Le collège vient en effet de se prononcer. Il pointe des problèmes environnementaux, mais surtout l'inadéquation du projet avec la zone d'habitant. Le collège estime en effet que le parc de panneaux photovoltaïques vise un secteur au cœur d'un dont les habitations seraient encerclées. Il pointe également plusieurs manquements dans la demande de permis qui a été introduite. Notamment un volet environnemental absent, une trop pauvre évaluation des incidences ou encore un manque d'arguments pour déroger au plan de secteur.

"Si le développement de sources d’énergie alternatives est à encourager, cela ne peut se faire au détriment de nos villages et de leurs paysages caractéristiques. Nous souhaitons encourager les porteurs de projet à les développer dans des zones adaptées, tels que les zonings, les zones industrielles, ou encore sur les toitures des bâtiments se trouvant dans ces zones" déclare le bourgmestre Nicolas Martin.

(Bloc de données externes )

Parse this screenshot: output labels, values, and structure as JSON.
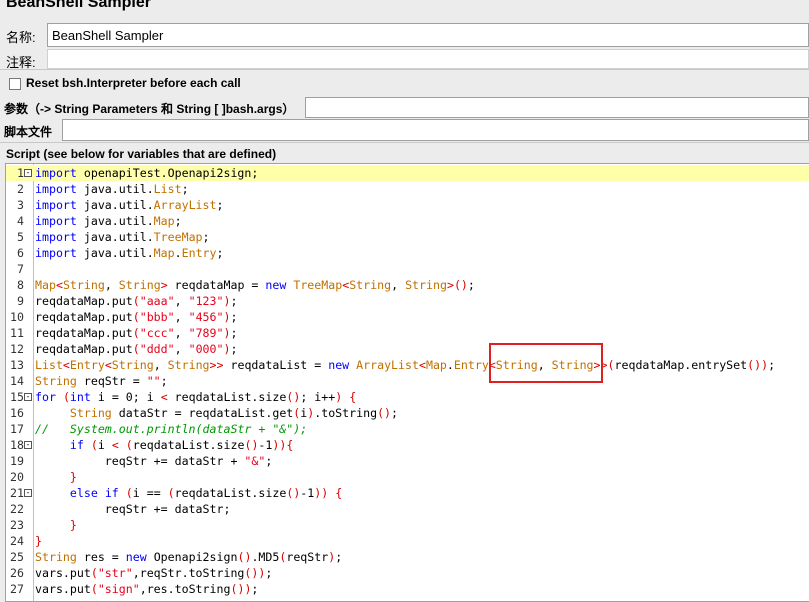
{
  "window": {
    "title": "BeanShell Sampler"
  },
  "form": {
    "name_label": "名称:",
    "name_value": "BeanShell Sampler",
    "comment_label": "注释:",
    "comment_value": "",
    "reset_label": "Reset bsh.Interpreter before each call",
    "reset_checked": false,
    "params_label": "参数（-> String Parameters 和 String [ ]bash.args）",
    "params_value": "",
    "script_file_label": "脚本文件",
    "script_file_value": "",
    "script_label": "Script (see below for variables that are defined)"
  },
  "script": {
    "current_line": 1,
    "lines": [
      "import openapiTest.Openapi2sign;",
      "import java.util.List;",
      "import java.util.ArrayList;",
      "import java.util.Map;",
      "import java.util.TreeMap;",
      "import java.util.Map.Entry;",
      "",
      "Map<String, String> reqdataMap = new TreeMap<String, String>();",
      "reqdataMap.put(\"aaa\", \"123\");",
      "reqdataMap.put(\"bbb\", \"456\");",
      "reqdataMap.put(\"ccc\", \"789\");",
      "reqdataMap.put(\"ddd\", \"000\");",
      "List<Entry<String, String>> reqdataList = new ArrayList<Map.Entry<String, String>>(reqdataMap.entrySet());",
      "String reqStr = \"\";",
      "for (int i = 0; i < reqdataList.size(); i++) {",
      "     String dataStr = reqdataList.get(i).toString();",
      "//   System.out.println(dataStr + \"&\");",
      "     if (i < (reqdataList.size()-1)){",
      "          reqStr += dataStr + \"&\";",
      "     }",
      "     else if (i == (reqdataList.size()-1)) {",
      "          reqStr += dataStr;",
      "     }",
      "}",
      "String res = new Openapi2sign().MD5(reqStr);",
      "vars.put(\"str\",reqStr.toString());",
      "vars.put(\"sign\",res.toString());"
    ],
    "fold_lines": [
      1,
      15,
      18,
      21
    ]
  },
  "colors": {
    "keyword": "#0000ff",
    "type": "#c07000",
    "string": "#e8001c",
    "comment": "#009900",
    "current_line": "#ffffaa",
    "annotation": "#e0201c"
  }
}
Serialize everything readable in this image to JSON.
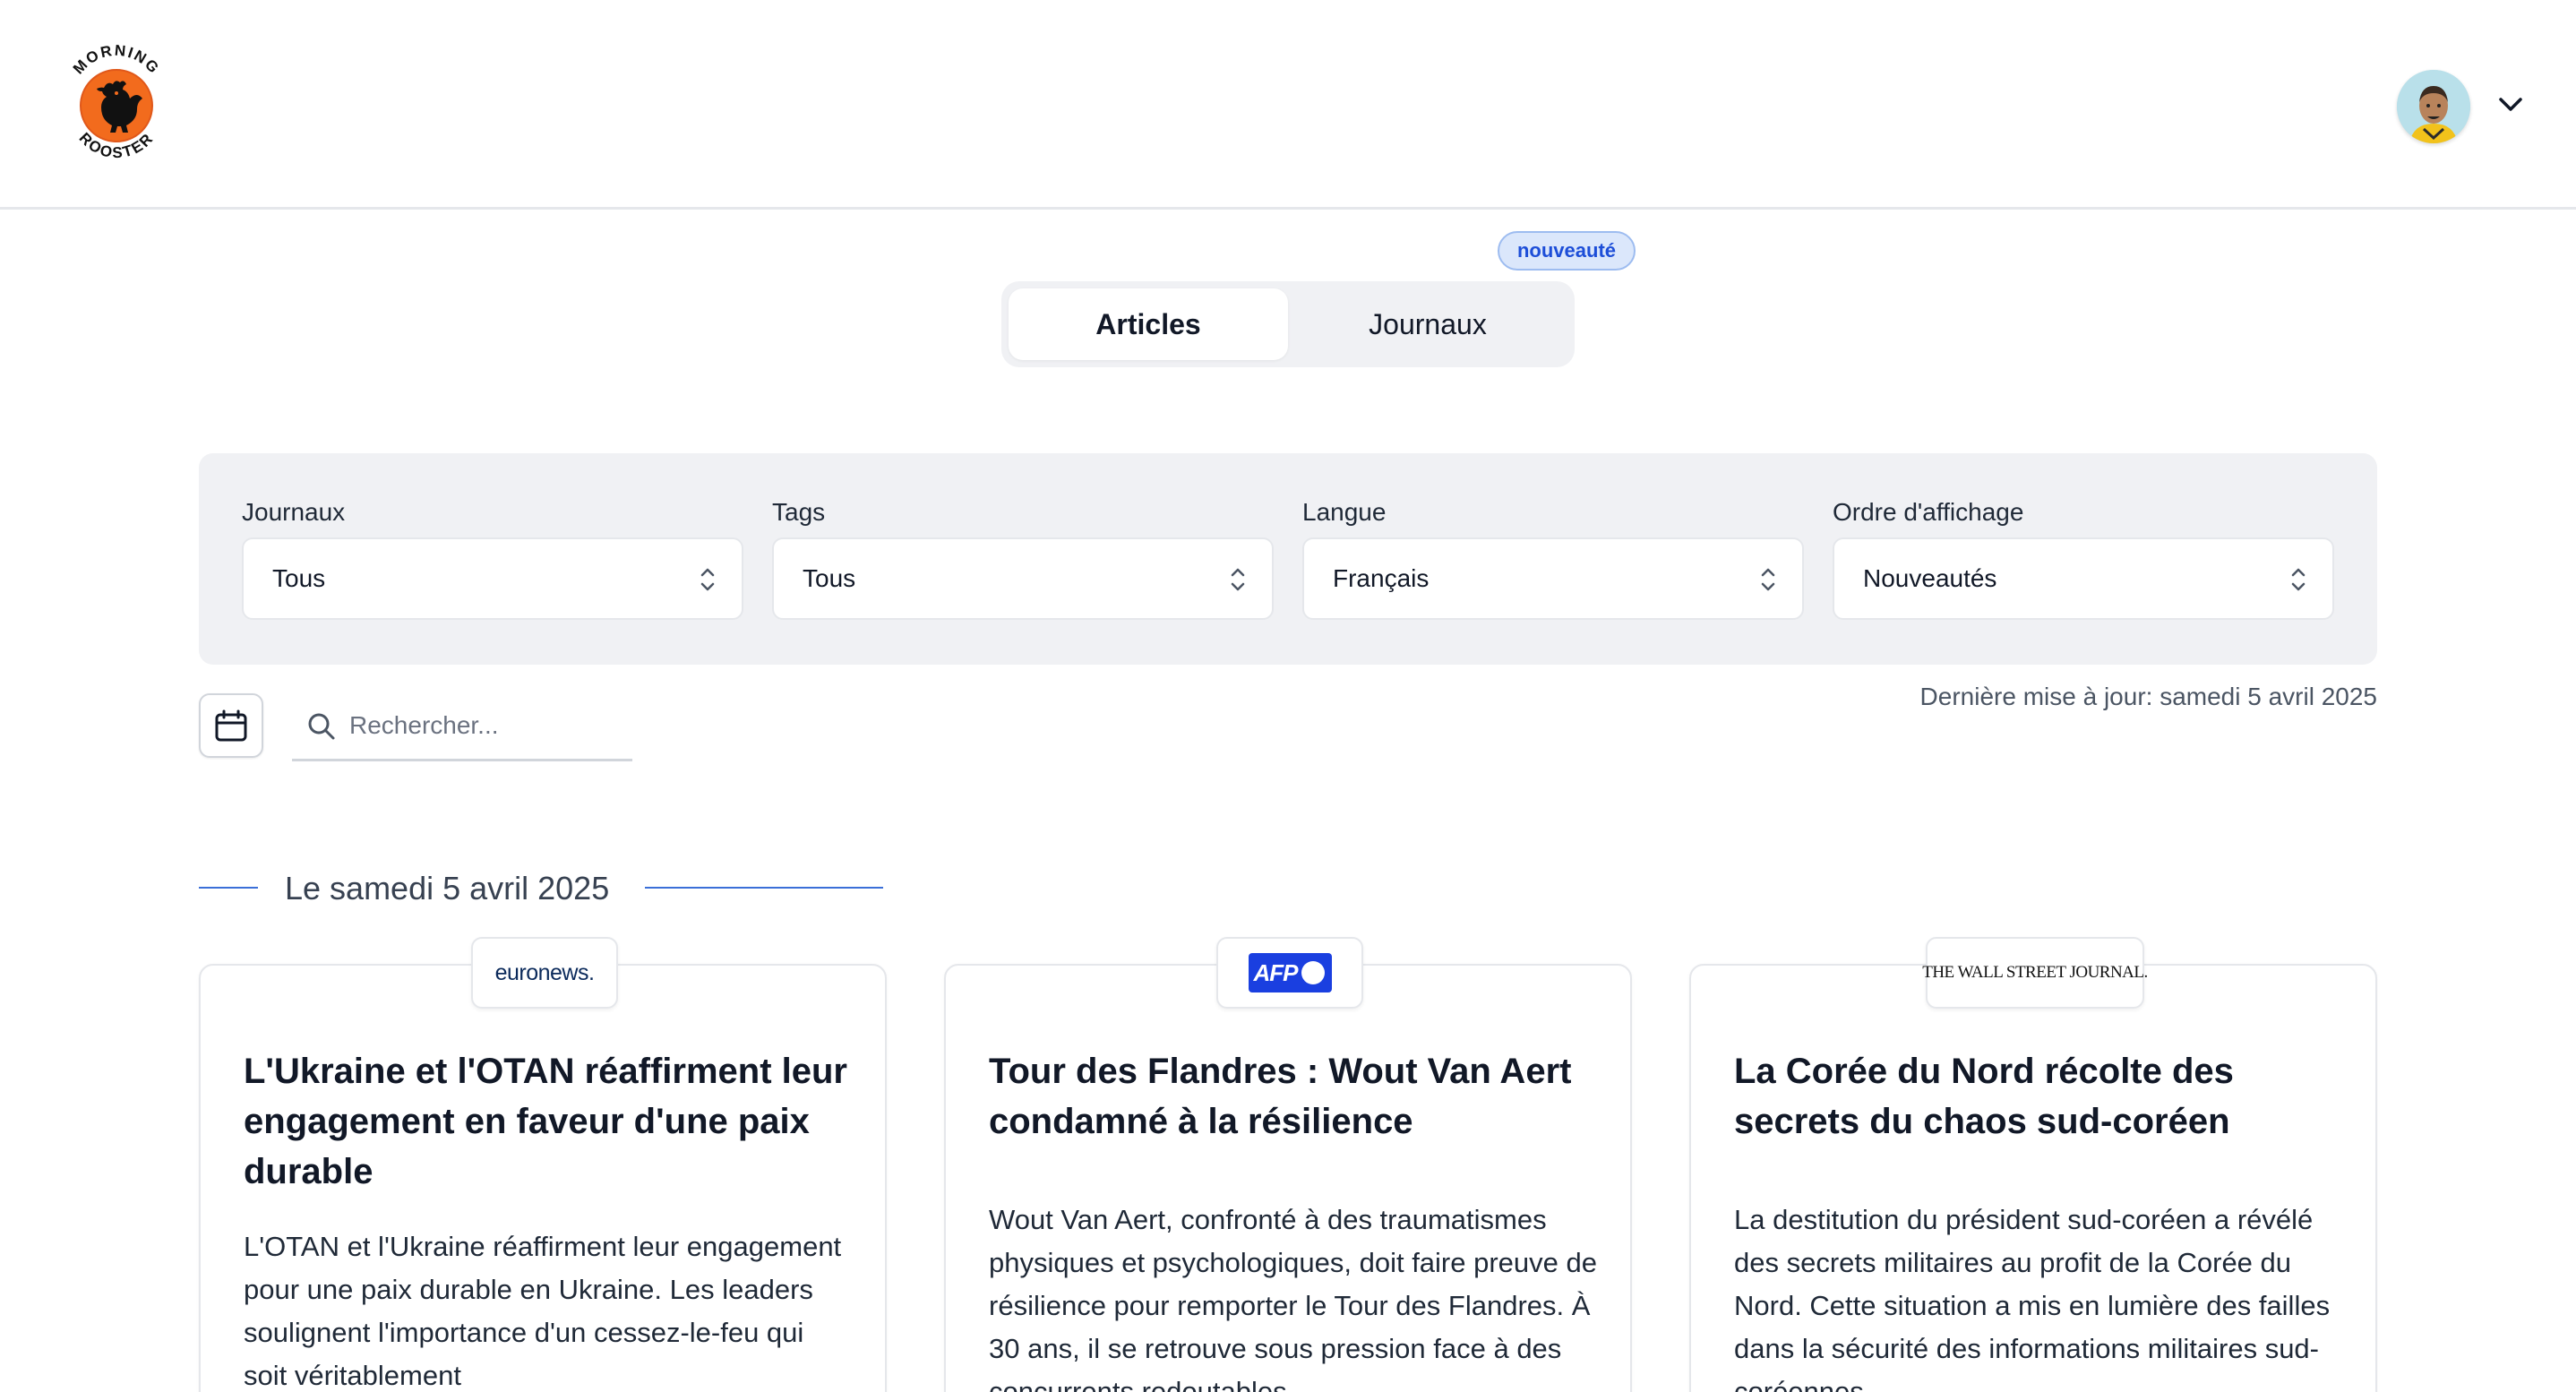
{
  "header": {
    "logo_top": "MORNING",
    "logo_bottom": "ROOSTER",
    "avatar_icon": "user-avatar-icon",
    "chevron_icon": "chevron-down-icon"
  },
  "tabs": {
    "badge": "nouveauté",
    "items": [
      {
        "label": "Articles",
        "active": true
      },
      {
        "label": "Journaux",
        "active": false
      }
    ]
  },
  "filters": [
    {
      "label": "Journaux",
      "value": "Tous"
    },
    {
      "label": "Tags",
      "value": "Tous"
    },
    {
      "label": "Langue",
      "value": "Français"
    },
    {
      "label": "Ordre d'affichage",
      "value": "Nouveautés"
    }
  ],
  "search": {
    "placeholder": "Rechercher...",
    "value": "",
    "calendar_icon": "calendar-icon"
  },
  "last_update": "Dernière mise à jour: samedi 5 avril 2025",
  "date_heading": "Le samedi 5 avril 2025",
  "articles": [
    {
      "source": "euronews.",
      "title": "L'Ukraine et l'OTAN réaffirment leur engagement en faveur d'une paix durable",
      "summary": "L'OTAN et l'Ukraine réaffirment leur engagement pour une paix durable en Ukraine. Les leaders soulignent l'importance d'un cessez-le-feu qui soit véritablement"
    },
    {
      "source": "AFP",
      "title": "Tour des Flandres : Wout Van Aert condamné à la résilience",
      "summary": "Wout Van Aert, confronté à des traumatismes physiques et psychologiques, doit faire preuve de résilience pour remporter le Tour des Flandres. À 30 ans, il se retrouve sous pression face à des concurrents redoutables"
    },
    {
      "source": "THE WALL STREET JOURNAL.",
      "title": "La Corée du Nord récolte des secrets du chaos sud-coréen",
      "summary": "La destitution du président sud-coréen a révélé des secrets militaires au profit de la Corée du Nord. Cette situation a mis en lumière des failles dans la sécurité des informations militaires sud-coréennes"
    }
  ],
  "colors": {
    "accent_blue": "#3b6fd8",
    "panel_gray": "#f0f1f4",
    "logo_orange": "#f26b1d",
    "afp_blue": "#1a3fe0",
    "euronews_navy": "#0b2a5b"
  }
}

Le projet tel que présenté ne pouvait faire l’objet d’un avis favorable. "Si nous ne sommes pas opposés aux projets de production d’énergies alternatives, cela doit toutefois se faire dans un cadre bien spécifique, en respect de l’environnement avoisinant. C’est à ce titre que nous travaillons sur une déclaration générale du Collège concernant l’implantation de panneaux solaires, tout comme nous avons établi un cadre pour le développement éolien", ajoute Maxime Pourtois, échevin de l’Urbanisme.

S’agissant d’un permis Région wallonne, la Ville de Mons ne remet qu’un avis dans le cadre de la procédure, le dernier mot appartenant à l’autorité régionale. La Ville de Mons indique cependant rester très attentive aux développements similaires qui seraient envisagés par des développeurs privés sur le territoire.

En effet, le projet vise un secteur au cœur d’un village dont les habitations seraient encerclées par les panneaux.